The subject of criminal justice reform is especially pertinent to cash-strapped states and counties, she noted, since prison spending forms one of the biggest part of state budgets.

The fellows have yet to be assigned, and the full details of how Milgram and New York and Kentucky will approach the issue have yet to be hashed out. But the idea is to formulate a systematic method of collecting verifiable and reliable information about the people who are arrested that can be analyzed to assess risk.

Milgram said that she first got the idea when she was New Jersey's attorney general. Her office had jurisdiction over the state's 9,500 person criminal enforcement system, and so she took regular meetings with local police. One of the towns that she dealt with was Camden, which was, and still is, known as the most dangerous city in America.
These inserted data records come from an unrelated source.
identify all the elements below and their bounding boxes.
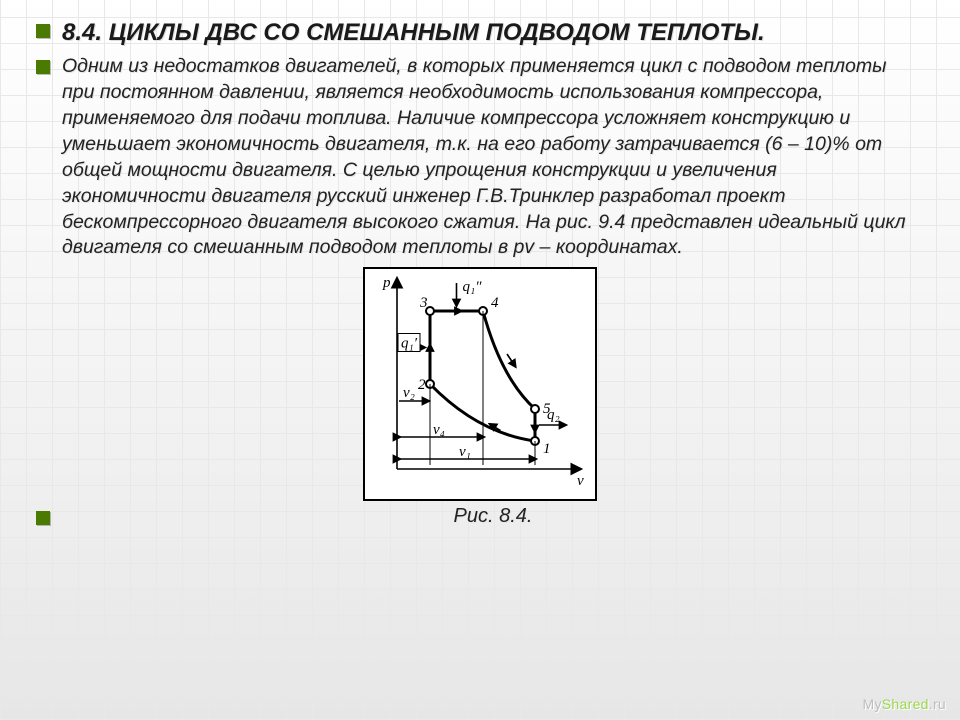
svg-text:4: 4 xyxy=(491,295,499,311)
axis-label-v: ν xyxy=(577,473,584,489)
paragraph-item: Одним из недостатков двигателей, в котор… xyxy=(36,54,924,261)
bullet-list: 8.4. ЦИКЛЫ ДВС СО СМЕШАННЫМ ПОДВОДОМ ТЕП… xyxy=(36,18,924,261)
svg-text:2: 2 xyxy=(418,377,426,393)
body-paragraph: Одним из недостатков двигателей, в котор… xyxy=(62,54,924,261)
pv-diagram-svg: p ν 12345 q₁′q₁″q₂ ν₂ν₄ν₁ xyxy=(365,269,595,499)
diagram-container: p ν 12345 q₁′q₁″q₂ ν₂ν₄ν₁ xyxy=(36,267,924,501)
figure-caption: Рис. 8.4. xyxy=(454,505,533,528)
watermark: MyShared.ru xyxy=(863,696,946,712)
svg-text:1: 1 xyxy=(543,441,551,457)
svg-text:ν₂: ν₂ xyxy=(403,385,415,401)
watermark-right: Shared xyxy=(882,696,929,712)
svg-text:ν₁: ν₁ xyxy=(459,444,471,460)
heading-item: 8.4. ЦИКЛЫ ДВС СО СМЕШАННЫМ ПОДВОДОМ ТЕП… xyxy=(36,18,924,48)
caption-item: Рис. 8.4. xyxy=(36,505,924,528)
watermark-left: My xyxy=(863,696,882,712)
svg-text:q₂: q₂ xyxy=(547,407,560,423)
section-heading: 8.4. ЦИКЛЫ ДВС СО СМЕШАННЫМ ПОДВОДОМ ТЕП… xyxy=(62,18,924,48)
watermark-suffix: .ru xyxy=(929,696,946,712)
svg-text:q₁′: q₁′ xyxy=(401,336,418,352)
slide-content: 8.4. ЦИКЛЫ ДВС СО СМЕШАННЫМ ПОДВОДОМ ТЕП… xyxy=(0,0,960,528)
svg-text:3: 3 xyxy=(419,295,428,311)
pv-diagram: p ν 12345 q₁′q₁″q₂ ν₂ν₄ν₁ xyxy=(363,267,597,501)
svg-text:ν₄: ν₄ xyxy=(433,422,445,438)
axis-label-p: p xyxy=(382,275,391,291)
caption-list: Рис. 8.4. xyxy=(36,505,924,528)
svg-text:q₁″: q₁″ xyxy=(463,279,483,295)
"When I got there, I was struck by the lack of data and technology," Milgram recalled. "What they had were yellow stickies: The captain in charge of homicide would stand up in meetings and hold up a yellow sticky and say: ‘Well, last week we had three homicides. Here are the addresses, we have no suspects.' And then the person sitting next to him in charge of robberies would say: 'Last week, we had 40 robberies, here are the locations, we have no suspects.'"

That’s not data — at least, it’s not data that can be used practically to fight crime. We changed that by using technology to convince the police department to not only collect the data, but also to use it"
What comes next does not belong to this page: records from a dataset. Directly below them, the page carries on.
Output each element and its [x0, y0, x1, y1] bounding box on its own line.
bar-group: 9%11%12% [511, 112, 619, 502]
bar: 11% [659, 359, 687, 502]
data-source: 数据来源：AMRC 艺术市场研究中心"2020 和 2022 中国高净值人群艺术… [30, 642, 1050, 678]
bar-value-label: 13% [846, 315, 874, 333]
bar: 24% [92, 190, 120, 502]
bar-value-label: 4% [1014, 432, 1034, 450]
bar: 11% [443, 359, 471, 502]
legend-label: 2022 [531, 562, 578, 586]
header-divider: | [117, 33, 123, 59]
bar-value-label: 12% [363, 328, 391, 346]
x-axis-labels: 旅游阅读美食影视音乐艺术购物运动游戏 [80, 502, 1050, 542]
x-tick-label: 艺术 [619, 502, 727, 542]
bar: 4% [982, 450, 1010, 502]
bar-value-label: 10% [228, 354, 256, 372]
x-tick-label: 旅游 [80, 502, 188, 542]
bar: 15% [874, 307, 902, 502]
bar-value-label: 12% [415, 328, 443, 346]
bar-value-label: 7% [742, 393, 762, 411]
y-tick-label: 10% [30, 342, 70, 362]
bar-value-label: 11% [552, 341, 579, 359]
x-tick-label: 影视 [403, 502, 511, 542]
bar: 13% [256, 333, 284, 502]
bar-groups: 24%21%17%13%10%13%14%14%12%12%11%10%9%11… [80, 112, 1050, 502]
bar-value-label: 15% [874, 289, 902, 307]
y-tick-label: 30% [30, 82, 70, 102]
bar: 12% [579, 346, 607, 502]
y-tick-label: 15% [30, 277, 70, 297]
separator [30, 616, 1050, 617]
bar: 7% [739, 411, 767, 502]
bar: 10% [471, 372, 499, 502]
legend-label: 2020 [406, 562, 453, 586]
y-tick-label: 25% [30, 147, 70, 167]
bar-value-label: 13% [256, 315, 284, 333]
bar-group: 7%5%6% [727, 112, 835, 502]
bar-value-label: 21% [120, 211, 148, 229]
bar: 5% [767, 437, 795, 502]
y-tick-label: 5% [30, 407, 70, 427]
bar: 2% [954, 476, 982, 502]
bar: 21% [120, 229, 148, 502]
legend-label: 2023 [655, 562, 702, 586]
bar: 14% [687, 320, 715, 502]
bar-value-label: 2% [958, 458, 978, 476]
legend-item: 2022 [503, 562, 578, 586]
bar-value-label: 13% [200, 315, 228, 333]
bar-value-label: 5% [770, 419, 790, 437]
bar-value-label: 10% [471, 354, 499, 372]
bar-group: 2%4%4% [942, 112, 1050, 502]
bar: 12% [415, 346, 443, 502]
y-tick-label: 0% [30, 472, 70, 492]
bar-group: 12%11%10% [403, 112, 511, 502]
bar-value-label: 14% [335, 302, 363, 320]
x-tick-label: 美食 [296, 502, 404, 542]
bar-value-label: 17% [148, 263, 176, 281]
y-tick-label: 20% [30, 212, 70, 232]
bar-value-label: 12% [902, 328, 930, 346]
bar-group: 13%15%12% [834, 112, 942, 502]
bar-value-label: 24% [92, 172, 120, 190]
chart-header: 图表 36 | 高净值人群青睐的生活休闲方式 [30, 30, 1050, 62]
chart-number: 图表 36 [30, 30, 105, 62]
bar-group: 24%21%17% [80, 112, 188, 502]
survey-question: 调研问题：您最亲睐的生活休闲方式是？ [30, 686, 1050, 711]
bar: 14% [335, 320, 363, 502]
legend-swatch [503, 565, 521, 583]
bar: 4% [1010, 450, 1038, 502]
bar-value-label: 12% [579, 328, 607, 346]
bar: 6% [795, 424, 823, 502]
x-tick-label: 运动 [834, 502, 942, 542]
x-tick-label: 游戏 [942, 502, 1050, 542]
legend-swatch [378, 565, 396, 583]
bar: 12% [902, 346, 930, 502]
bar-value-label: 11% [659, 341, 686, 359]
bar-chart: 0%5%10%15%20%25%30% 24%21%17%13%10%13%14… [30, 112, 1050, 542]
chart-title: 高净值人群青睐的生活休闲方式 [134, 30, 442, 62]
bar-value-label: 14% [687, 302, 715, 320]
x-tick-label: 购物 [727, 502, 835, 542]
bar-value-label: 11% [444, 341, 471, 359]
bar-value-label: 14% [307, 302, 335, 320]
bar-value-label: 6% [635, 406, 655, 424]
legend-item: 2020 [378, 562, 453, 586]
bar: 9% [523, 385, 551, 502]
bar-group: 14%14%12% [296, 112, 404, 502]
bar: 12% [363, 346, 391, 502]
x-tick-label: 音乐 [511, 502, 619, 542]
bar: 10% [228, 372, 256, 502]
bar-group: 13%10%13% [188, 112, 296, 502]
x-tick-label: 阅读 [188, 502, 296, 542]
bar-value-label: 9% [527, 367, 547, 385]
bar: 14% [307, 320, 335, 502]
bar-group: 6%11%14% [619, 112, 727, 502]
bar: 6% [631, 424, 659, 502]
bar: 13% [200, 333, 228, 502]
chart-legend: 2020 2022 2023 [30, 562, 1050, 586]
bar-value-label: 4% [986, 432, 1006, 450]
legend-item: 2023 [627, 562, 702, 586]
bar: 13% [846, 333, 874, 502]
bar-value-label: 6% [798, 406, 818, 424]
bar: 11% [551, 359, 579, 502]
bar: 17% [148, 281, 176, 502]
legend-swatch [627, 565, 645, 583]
In a follow-up interview, Milgram acknowledges that crime is still a serious problem in Camden, but she notes that the city has suffered severe cuts to its police force, which hobbled the effectiveness of her reforms.

A study from the non-profit group the Pretrial Justice Institute published earlier this year confirms Milgram's central thesis: The operations of local law enforcement are impenetrable because those local law enforcement authorities haven't gathered enough reliable data about the people that they arrest, and even when they do, they don't have the information technology to store and analyze the relevant information.

Milgram finds that incredible, given the amount of money that's being spent on putting people away.

"I’ve spent a lot of time over the past year talking with police chiefs, prosecutors, public defenders, courts, jails, prisons, probations officers and parole, and I’ve asked them: ‘Who’s in your system?’ What offenses are driving your system? How long are people staying? How long does it take for people to make bail? What’s the average amount of time that people are staying?' They can’t answer those questions," she said.

She hopes to begin to change this with her work at the Arnold Foundation, and Code for America. CfA's Founder and Executive Director Jennifer Pahlka acknowledges that the one-year program won't change the system overnight, but the goal is to establish a framework from which criminal justice reformers can move forward.